Per tutto il torneo si impone come un punto di forza per la sua squadra, trovando la rete anche contro Haiti e contro la Germania Est.
Quattro anni più tardi partecipa alla vittoria dell'Argentina nel Mondiale giocato in casa, alternandosi con le altri due ali dell'Albiceleste, Daniel Bertoni ed Oscar Ortiz.
Houseman trova il gol nella discussa vittoria per 6-0 contro il Perù, grazie alla quale gli uomini di Menotti accedono alla finale sorpassando il Brasile nella differenza reti.
Il tecnico argentino ben conosce gli alti e bassi della funambolica ala ed in alcune occasioni non lo fa partite da titolare
Nella finale contro l'Olanda, per esempio, scende in campo solamente negli ultimi 15 minuti, giusto in tempo per sollevare con i compagni la Coppa del Mondo.
A soli 25 anni Houseman si trova ad essere uno dei giocatori più talentuosi di tutto il Sudamerica, con la concreta possibilità di migliorare ancora dal punto di vista tecnico e maturare definitivamente sotto quello mentale.
Tuttavia proprio dopo la rassegna mondiale inizia il suo prematuro declino, favorito da uno stile di vita non più idoneo e da scelte sbagliate.
Nel 1979 gioca la sua ultima partita in nazionale e l'anno dopo abbandona l'Huracan per approdare al River Plate.
Con i Millonarios scende in campo limitatamente, collezionando solo 12 presenze nell'unica stagione disputata.
Al termine della stessa decide di abbandonare l'Argentina e trasferirsi in Cile per giocare con il Colo Colo: anche questa avventura termina dopo un anno e dopo sole 18 partite di campionato.
Durante queste sfortunate esperienze prende il sopravvento su di lui il vizio dell'alcol che inevitabilmente condiziona in negativo le sue prestazioni e la sua tenuta fisica.
Anche alla luce di questa vicenda personale decide di emigrare in Sud Africa per giocare qualche partita con l'Amazulu.
L'anno successivo ritorna nella madre patria, accettando la proposta dell'Independiente: anche ad Avellaneda le apparizioni di Houseman sono poche e di basso livello, a causa dei già noti problemi.
Tuttavia fa parte della rosa che vince la settima Copa Libertadores nella storia de El Rojo, anche se il suo contributo alla causa è limitato a qualche apparizione.
La sua parabola discendete continua l'anno successivo con l'Escursionistas, squadra che pare l'avesse scartato in un provino sostenuto in tenerissima età.
Ormai il calcio è solo una parentesi nelle sua vita e nel 1985 abbandona l'attività agonistica, arrivando addirittura a vivere come un senza tetto.

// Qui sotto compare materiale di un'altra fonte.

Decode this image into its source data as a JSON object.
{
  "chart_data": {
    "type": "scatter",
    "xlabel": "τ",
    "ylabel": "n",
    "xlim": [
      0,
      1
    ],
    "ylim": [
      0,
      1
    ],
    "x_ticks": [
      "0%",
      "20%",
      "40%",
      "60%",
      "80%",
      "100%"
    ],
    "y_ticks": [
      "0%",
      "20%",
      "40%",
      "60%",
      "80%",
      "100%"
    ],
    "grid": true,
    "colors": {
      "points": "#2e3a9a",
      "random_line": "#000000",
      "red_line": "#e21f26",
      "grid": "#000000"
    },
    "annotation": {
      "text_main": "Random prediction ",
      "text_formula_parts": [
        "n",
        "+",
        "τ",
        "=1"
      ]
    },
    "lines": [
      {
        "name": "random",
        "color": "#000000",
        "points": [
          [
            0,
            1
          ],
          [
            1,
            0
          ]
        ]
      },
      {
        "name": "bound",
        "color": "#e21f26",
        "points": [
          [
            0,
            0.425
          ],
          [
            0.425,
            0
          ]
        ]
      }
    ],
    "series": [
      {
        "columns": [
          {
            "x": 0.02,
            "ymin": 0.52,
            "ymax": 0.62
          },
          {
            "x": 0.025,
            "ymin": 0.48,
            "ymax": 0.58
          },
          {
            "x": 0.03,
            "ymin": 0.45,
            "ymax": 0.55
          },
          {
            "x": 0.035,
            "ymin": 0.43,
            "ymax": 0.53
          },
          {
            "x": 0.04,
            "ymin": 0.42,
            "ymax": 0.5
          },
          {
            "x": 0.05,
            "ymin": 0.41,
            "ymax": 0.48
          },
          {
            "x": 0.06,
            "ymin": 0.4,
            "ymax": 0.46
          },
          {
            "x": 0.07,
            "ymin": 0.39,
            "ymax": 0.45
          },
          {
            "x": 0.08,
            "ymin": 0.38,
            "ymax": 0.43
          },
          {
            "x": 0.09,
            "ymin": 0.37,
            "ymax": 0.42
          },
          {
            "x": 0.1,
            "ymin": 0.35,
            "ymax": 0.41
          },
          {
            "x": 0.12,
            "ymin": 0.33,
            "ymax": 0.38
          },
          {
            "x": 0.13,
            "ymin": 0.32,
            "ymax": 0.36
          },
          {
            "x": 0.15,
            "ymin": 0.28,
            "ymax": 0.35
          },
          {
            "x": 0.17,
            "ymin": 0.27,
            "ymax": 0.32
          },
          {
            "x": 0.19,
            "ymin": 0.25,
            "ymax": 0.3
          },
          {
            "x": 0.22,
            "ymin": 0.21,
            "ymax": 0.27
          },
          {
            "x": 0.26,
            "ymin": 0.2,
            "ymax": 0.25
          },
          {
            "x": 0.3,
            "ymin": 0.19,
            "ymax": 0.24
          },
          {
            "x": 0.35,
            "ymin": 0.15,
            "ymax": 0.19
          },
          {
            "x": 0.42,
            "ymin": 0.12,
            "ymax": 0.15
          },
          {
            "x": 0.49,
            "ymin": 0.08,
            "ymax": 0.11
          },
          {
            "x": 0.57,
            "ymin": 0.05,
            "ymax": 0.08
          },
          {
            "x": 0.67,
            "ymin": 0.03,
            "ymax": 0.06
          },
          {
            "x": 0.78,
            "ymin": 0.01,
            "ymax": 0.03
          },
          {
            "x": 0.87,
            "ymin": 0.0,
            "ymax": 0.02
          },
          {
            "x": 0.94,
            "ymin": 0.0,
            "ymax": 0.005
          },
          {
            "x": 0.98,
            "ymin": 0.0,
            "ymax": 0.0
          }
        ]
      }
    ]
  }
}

Grazie all'Huracan ed all'ex compagno Babington ottiene un ruolo dirigenziale rimettendo in careggiata una vita sempre sospesa tra il genio e la sregolatezza.
 
 
Al pari di altri più o meno illustri colleghi, Renè Houseman ha dissipato un talento unico che lo avrebbe sicuramente portato al livello dei più celebrati fuoriclasse.
Senza entrare nel merito delle tristi vicende personali, resta il ricordo di un autentico Loco, in grado di regalare giocate e prodezze come pochi altri.